LSG Baden-Württemberg - 22.10.2009 - AZ: L 7 R 2376/09

SG Stuttgart - 29.04.2009 - AZ: S 21 R 98/09

Redaktioneller Leitsatz:

Die Rechtsprechung des BSG, wonach ein Beweisantrag bis zuletzt aufrechterhalten sein muss, sei es, dass der Antrag in der mündlichen Verhandlung gestellt bzw in Bezug genommen worden ist, das Einverständnis zur Entscheidung ohne mündliche Verhandlung mit einem entsprechenden Vorbehalt versehen wurde oder das LSG den Beweisantrag in seinem Urteil wiedergegeben hat, geht von einem rechtskundig bzw anwaltlich vertretenen Beteiligten aus.
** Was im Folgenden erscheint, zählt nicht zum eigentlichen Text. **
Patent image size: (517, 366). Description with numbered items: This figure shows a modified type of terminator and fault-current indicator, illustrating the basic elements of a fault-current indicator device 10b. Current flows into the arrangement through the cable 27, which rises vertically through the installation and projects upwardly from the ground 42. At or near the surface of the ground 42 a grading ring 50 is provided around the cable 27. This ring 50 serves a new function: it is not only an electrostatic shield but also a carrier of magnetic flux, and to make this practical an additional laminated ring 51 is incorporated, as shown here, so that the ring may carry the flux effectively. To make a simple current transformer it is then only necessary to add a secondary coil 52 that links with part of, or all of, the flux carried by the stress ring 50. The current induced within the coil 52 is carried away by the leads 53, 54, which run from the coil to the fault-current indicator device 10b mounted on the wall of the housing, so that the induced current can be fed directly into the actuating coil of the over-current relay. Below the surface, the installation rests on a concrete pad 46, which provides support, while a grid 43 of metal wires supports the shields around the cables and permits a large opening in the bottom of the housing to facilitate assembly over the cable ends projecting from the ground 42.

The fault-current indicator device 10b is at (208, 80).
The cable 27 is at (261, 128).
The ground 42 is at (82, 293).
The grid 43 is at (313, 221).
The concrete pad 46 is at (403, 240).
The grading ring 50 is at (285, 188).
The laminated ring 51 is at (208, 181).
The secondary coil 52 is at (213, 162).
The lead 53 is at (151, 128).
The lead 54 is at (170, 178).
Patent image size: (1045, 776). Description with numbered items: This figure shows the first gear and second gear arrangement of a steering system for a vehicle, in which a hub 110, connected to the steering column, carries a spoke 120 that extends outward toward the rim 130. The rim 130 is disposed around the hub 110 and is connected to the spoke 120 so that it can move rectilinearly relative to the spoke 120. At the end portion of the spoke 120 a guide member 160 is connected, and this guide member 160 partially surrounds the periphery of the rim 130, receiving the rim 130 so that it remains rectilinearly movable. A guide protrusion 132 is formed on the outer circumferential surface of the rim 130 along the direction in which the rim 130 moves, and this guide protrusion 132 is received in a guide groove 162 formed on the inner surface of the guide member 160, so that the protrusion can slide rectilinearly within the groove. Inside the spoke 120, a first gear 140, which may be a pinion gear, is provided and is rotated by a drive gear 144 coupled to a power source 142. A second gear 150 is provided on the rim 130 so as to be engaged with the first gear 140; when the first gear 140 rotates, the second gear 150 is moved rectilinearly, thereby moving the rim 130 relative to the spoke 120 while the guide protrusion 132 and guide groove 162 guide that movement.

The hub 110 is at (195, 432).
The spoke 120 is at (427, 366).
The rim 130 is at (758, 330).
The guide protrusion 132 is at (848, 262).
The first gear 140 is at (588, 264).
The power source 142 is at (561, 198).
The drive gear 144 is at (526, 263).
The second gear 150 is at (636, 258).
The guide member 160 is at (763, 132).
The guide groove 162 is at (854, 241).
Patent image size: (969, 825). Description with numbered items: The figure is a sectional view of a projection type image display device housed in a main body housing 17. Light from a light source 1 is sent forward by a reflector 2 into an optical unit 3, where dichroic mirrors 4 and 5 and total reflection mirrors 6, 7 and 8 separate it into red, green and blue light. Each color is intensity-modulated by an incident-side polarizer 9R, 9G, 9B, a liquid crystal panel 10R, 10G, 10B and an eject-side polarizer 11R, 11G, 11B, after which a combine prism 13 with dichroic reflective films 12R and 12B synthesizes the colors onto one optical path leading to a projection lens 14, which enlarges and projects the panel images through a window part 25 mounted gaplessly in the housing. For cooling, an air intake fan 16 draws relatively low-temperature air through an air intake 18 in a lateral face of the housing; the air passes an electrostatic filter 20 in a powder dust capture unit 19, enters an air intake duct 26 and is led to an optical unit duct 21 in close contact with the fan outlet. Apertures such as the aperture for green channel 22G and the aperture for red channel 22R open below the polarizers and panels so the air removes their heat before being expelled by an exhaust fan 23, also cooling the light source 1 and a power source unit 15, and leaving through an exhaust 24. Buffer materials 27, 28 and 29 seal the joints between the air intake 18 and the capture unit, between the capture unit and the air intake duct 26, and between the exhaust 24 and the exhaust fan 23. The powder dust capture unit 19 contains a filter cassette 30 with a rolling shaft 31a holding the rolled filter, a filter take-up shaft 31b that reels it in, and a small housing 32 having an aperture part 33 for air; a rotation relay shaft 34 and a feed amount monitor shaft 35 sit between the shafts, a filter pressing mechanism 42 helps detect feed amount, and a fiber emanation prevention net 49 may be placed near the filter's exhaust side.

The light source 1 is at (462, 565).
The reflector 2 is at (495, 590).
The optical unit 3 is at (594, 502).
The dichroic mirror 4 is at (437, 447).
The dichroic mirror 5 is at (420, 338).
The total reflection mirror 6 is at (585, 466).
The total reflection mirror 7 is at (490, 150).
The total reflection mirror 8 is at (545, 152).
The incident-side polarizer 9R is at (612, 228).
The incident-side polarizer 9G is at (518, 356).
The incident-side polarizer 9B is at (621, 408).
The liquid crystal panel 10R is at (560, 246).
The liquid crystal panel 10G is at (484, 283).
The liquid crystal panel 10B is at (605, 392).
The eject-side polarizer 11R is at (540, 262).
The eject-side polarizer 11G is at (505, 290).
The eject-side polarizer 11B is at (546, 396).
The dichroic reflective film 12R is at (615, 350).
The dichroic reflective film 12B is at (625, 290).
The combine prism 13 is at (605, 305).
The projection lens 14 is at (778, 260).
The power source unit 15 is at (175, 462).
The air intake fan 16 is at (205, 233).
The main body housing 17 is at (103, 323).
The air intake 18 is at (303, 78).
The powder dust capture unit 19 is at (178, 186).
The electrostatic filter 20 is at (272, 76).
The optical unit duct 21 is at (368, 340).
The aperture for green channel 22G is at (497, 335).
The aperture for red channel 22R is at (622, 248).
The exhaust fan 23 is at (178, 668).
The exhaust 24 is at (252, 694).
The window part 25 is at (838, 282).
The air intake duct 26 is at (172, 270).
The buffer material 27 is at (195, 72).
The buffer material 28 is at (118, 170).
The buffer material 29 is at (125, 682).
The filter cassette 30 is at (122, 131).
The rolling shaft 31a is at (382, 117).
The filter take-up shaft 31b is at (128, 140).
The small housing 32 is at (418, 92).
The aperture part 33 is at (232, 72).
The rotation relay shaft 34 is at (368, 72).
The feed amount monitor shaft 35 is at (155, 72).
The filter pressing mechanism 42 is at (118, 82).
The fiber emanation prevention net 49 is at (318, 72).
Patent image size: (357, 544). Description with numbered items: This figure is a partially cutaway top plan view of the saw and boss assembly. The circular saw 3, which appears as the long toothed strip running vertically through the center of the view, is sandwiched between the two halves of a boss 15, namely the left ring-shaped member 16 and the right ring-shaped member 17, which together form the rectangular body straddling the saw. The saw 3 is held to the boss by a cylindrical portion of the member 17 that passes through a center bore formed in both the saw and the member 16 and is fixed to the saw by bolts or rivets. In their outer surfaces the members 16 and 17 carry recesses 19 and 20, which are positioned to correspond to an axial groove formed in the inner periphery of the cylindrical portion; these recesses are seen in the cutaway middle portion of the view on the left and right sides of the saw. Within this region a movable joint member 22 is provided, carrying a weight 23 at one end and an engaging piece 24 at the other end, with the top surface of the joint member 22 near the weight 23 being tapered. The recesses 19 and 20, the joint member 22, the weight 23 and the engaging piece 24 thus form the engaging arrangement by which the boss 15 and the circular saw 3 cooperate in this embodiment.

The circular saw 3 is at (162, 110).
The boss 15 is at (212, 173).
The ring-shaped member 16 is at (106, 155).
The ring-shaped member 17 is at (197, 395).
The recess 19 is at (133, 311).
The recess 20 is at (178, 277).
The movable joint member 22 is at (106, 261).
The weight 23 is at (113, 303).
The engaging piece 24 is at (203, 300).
Daher darf das LSG nicht über die Berufung eines nicht anwaltlich vertretenen Beteiligten entscheiden, ohne einen von diesem im Berufungsschriftsatz formgerecht gestellten Beweisantrag zu berücksichtigen, an dem der Beteiligte auch in späteren Schriftsätzen weiter festhält. [Nicht amtlich veröffentlichte Entscheidung]

in dem Rechtsstreit

Az: B 13 R 511/09 B

L 7 R 2376/09 (LSG Baden-Württemberg)

S 21 R 98/09 (SG Stuttgart)

............................................. ,

Kläger und Beschwerdeführer,

Prozessbevollmächtigte: ........................................,

g e g e n

Deutsche Rentenversicherung Bund,

Ruhrstraße 2, 10709 Berlin,

Beklagte und Beschwerdegegnerin.

Der 13. Senat des Bundessozialgerichts hat am 20. Oktober 2010 durch den Vorsitzenden Richter Dr. Steinwedel, den Richter Gasser und die Richterin Dr. Oppermann sowie den ehrenamtlichen Richter Dr. Omagbemi und die ehrenamtliche Richterin de Santana

beschlossen:

Tenor:

Auf die Beschwerde des Klägers wird das Urteil des Landessozialgerichts Baden-Württemberg vom 22. Oktober 2009 aufgehoben.

Die Sache wird zur erneuten Verhandlung und Entscheidung an das Landessozialgericht zurückverwiesen.